Pour M. Greenberg, l’Etat fédéral a imposé des conditions pénalisantes aux actionnaires pour avancer 85 milliards de dollars en 24 heures, selon les documents judiciaires.

Ces conditions, fait-il valoir, violent le Cinquième Amendement de la Constitution américaine qui interdit de réquisitionner un bien ou une propriété privée sans une juste indemnisation.

Selon le Trésor, ce sauvetage s’est soldé par un gain de 22,7 milliards de dollars pour les pouvoirs publics.

Le gouvernement américain espérait que cette plainte ne déboucherait pas sur un procès. Une première démarche avait été classée sans suite par un tribunal de New York.

L’assureur, qui a fini de rembourser l’Etat et a renoué avec les bénéfices, n’est pas associé à la plainte.

“La position d’AIG est la preuve qu’il veut refermer ce chapitre de son histoire”, analyse Jacob Frenkel.

M. Greenberg a toutefois le soutien de grandes figures de Wall Street qui ont mis la main à la poche pour l’aider à s’acquitter de frais de justice colossaux, rapporte le New York Times.
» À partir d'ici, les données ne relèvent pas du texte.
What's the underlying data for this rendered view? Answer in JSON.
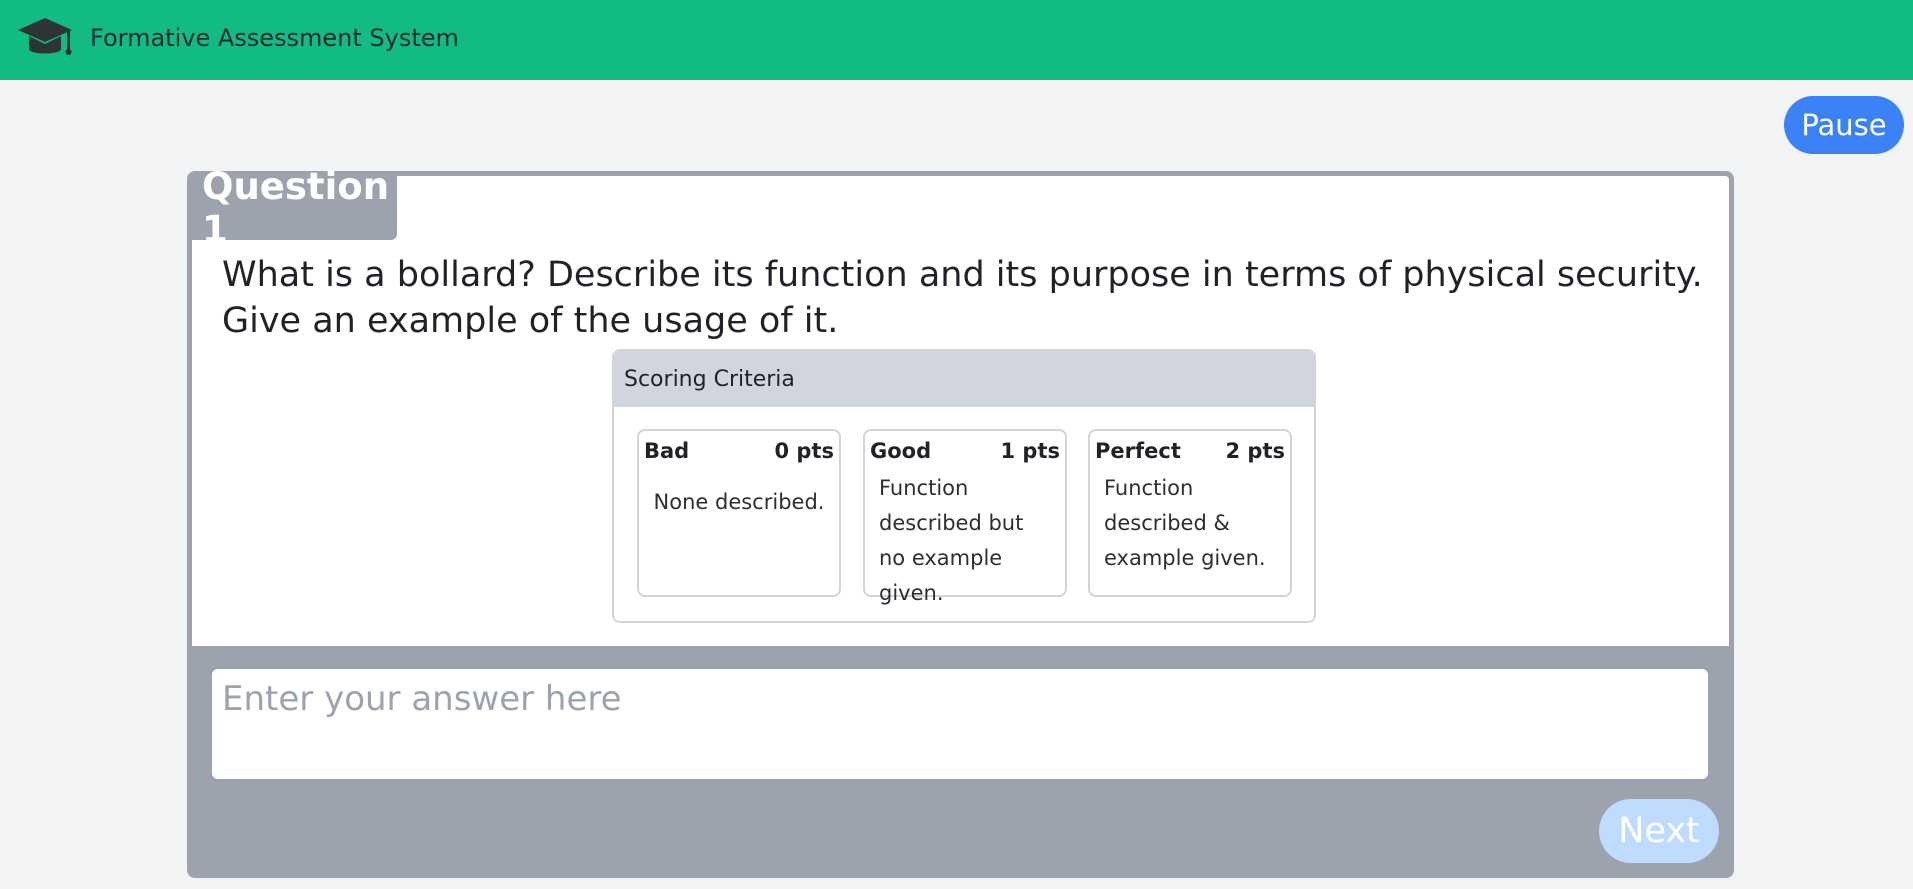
{
  "header": {
    "app_title": "Formative Assessment System",
    "logo_icon": "graduation-cap-icon",
    "background_color": "#12bb82"
  },
  "controls": {
    "pause_label": "Pause",
    "next_label": "Next"
  },
  "question": {
    "label": "Question 1",
    "text": "What is a bollard? Describe its function and its purpose in terms of physical security. Give an example of the usage of it."
  },
  "scoring": {
    "title": "Scoring Criteria",
    "levels": [
      {
        "name": "Bad",
        "points": "0 pts",
        "description": "None described."
      },
      {
        "name": "Good",
        "points": "1 pts",
        "description": "Function described but no example given."
      },
      {
        "name": "Perfect",
        "points": "2 pts",
        "description": "Function described & example given."
      }
    ]
  },
  "answer": {
    "placeholder": "Enter your answer here",
    "value": ""
  }
}
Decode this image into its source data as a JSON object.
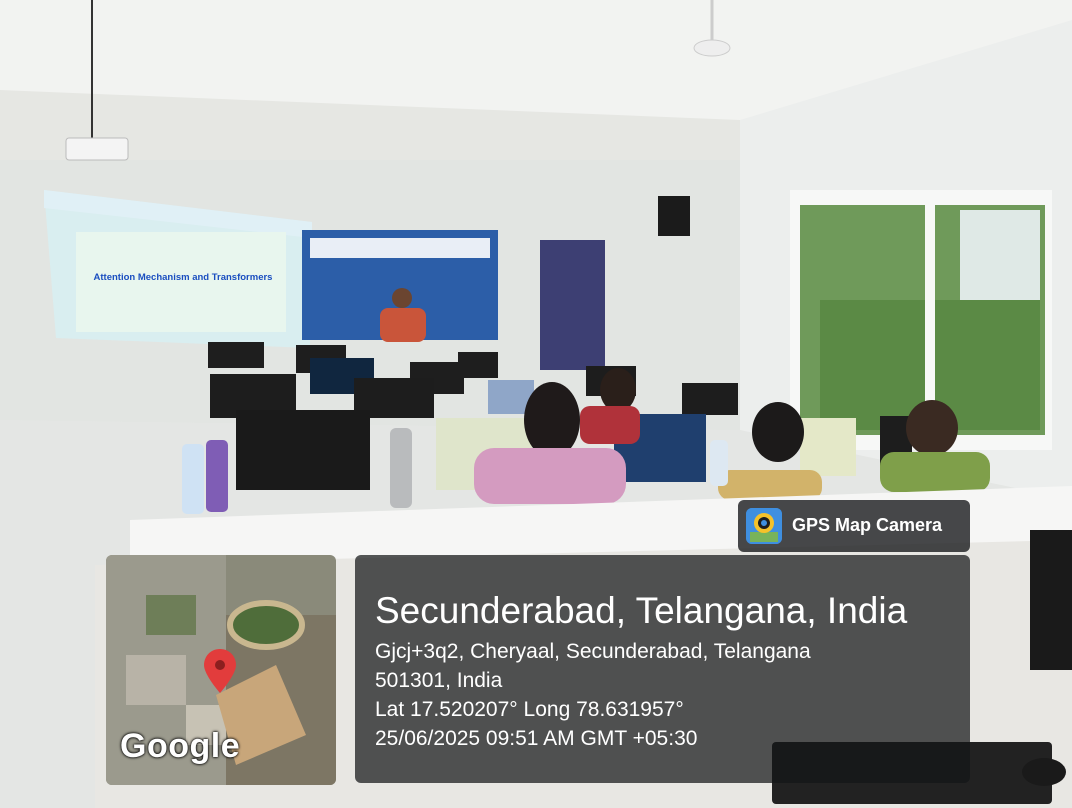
{
  "badge": {
    "label": "GPS Map Camera",
    "icon": "map-pin-camera-icon"
  },
  "map": {
    "logo": "Google",
    "marker_icon": "location-pin-icon"
  },
  "location": {
    "title": "Secunderabad, Telangana, India",
    "address_line1": "Gjcj+3q2, Cheryaal, Secunderabad, Telangana",
    "address_line2": "501301, India",
    "coordinates": "Lat 17.520207° Long 78.631957°",
    "datetime": "25/06/2025 09:51 AM GMT +05:30"
  },
  "projector_screen": {
    "slide_title": "Attention Mechanism and Transformers"
  },
  "colors": {
    "overlay": "#141618",
    "badge_icon": "#2f7fd6",
    "slide_text": "#1a4ec0",
    "banner": "#2c5ea8"
  }
}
C’est le cas de Kenneth Langone, l’un des fondateurs de la chaîne de magasins de bricolage Home Depot. M. Langone s’est retrouvé dans la ligne de mire des autorités lors de sa tentative ratée de s’emparer de la plateforme boursière, le New York Stock Exchange, NYSE.

Une issue favorable à M. Greenberg viendrait renforcer le sentiment d’impunité des fleurons de Wall Street largement répandu dans l’opinion américaine.

A l’exception de pénalités financières record contre les banques, aucun nom emblématique de la première place financière du globe n’a été inquiété alors que ce sont les errements du milieu financier qui ont conduit en 2008 à la plus grave crise depuis 1929.